There is no question that assistive technologies have made a large amount of information and knowledge accessible to visually-impaired people compared with what the situation may have been just a few decades ago. However, contrasted with what is available to the sighted, only a fraction of information is accessible to the visually-impaired. Why is it so?

Much of what exists today is not easily amenable to conversion into an alphanumeric format that could be well processed by a screen-reader and then either delivered by a synthesizer or converted to braille. This applies especially to the following types of documents:

  • Purely graphical or visual content, such as movies, videos, galleries, photo galleries, old prints, manuscripts etc.
  • Partly graphical content, such as comics, cartoons, charts, maps, posters, folders, technical standards, and other documents that combine text with graphics.
  • Documents that utilize some non-textual information to indicate the structure and sense of individual elements, such as spreadsheets with merged cells, textbooks that use text placed over the page rather than as a linear flow, presentations, chemistry, physics or mathematics texts, or musical notation.
  • Documents using letters with no current alphanumeric equivalents such as ancient scripts or historic works.

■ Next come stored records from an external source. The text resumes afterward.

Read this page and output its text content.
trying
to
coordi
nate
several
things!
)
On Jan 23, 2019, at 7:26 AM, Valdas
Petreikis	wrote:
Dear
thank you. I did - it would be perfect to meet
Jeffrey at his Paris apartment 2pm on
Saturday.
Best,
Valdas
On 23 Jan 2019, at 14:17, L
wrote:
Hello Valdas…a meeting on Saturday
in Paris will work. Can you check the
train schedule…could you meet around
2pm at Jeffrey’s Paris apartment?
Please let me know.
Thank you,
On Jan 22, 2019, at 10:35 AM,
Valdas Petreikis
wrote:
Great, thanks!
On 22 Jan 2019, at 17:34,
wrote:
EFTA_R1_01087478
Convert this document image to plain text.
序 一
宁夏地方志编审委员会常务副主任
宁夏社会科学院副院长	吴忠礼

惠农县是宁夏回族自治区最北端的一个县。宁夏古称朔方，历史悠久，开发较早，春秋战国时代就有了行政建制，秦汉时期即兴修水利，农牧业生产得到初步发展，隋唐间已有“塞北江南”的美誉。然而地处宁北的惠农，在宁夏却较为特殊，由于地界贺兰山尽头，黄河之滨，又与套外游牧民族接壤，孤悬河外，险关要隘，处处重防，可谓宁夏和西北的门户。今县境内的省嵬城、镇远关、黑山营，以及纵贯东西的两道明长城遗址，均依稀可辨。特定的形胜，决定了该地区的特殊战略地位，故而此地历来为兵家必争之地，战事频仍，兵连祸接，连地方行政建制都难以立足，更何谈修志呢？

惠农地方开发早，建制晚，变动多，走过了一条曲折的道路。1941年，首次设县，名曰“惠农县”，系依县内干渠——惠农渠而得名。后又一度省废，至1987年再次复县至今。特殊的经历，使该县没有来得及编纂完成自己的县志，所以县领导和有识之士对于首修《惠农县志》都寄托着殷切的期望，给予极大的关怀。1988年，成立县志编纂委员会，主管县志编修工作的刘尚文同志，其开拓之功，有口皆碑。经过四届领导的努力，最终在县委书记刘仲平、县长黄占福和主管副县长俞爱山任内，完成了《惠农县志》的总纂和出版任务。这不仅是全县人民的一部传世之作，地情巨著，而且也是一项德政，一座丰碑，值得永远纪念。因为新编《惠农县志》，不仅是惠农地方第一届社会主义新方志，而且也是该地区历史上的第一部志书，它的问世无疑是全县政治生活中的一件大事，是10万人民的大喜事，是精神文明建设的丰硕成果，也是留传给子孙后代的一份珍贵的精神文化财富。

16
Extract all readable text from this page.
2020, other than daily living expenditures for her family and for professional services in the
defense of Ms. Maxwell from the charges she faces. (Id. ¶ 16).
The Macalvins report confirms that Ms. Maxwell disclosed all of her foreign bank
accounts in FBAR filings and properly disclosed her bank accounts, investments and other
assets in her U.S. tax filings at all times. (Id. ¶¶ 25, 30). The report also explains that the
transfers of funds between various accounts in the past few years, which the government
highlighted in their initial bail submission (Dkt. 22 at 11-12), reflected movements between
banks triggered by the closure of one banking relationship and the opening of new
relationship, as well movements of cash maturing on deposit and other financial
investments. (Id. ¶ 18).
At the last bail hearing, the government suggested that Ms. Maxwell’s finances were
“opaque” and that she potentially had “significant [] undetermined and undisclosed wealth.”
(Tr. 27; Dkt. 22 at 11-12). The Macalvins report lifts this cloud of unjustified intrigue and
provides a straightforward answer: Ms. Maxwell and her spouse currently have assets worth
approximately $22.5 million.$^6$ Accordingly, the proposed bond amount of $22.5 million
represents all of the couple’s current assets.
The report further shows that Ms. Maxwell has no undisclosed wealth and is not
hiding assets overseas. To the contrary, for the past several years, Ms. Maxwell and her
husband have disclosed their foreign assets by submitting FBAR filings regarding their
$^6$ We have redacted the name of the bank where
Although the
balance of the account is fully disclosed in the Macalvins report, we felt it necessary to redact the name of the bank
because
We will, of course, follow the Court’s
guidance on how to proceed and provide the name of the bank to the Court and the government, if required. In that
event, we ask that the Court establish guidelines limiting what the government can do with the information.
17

Even if the content as a whole is available in an appropriate format, there a number of pitfalls that can prevent its practical usage by visually-impaired people. For instance, a simple combination of two different alphabets (say Latin and Cyrillic) may render a document practically inaccessible. And a simple usage of two languages in a document, for instance in dictionaries, presents a challenge for speech output. The sad fact is that most document types are impossible to code in braille, or only with great difficulty.

Blind-friendly web

The Internet has certainly become a great source of information for the visually-impaired, and one of the strongest motivators for them to learn to use the computer assistive technologies that exist today.

For the blind to be able to access and read web sites correctly, the sites need to take into account the way the blind perceive information online and access it using assistive tools. The blind can only get information which is available as text. Textual information is perceived only linearly – line by line – and so the blind internet users do not get the global view of what is on the page. For navigation through a web page, only the keyboard and hot keys are used. And, partially-sighted users using a magnifier can at any given time see only a small section of a web page.

Regrettably, currently there are still relatively very few sites that are well optimized or which are made accessible for visually-impaired people. Those that are often follow the accessibility guidelines that were developed by the World Wide Web Consortium (W3C).

While many national sets of guidelines or best practices for making blind-friendly web sites exist, these W3C Web Content Accessibility Guidelines (WCAG 1.0) have become widely accepted. Currently in their first version, adopted in 1999, the second edition of the guidelines is currently at the working draft stage.

For each guideline, the recommendations list a number of checkpoints (e.g. provide a text equivalent for every non-text element). Each checkpoint has a priority level assigned based on its impact on accessibility. Priority 1 checkpoints are the basic requirements and must be met or else the information won’t be accessible by one or more groups of users. Priority 2 checkpoints should be satisfied, otherwise the information will be difficult to access for some users. Satisfying Priority 3 checkpoints will improve access to Web documents for many more.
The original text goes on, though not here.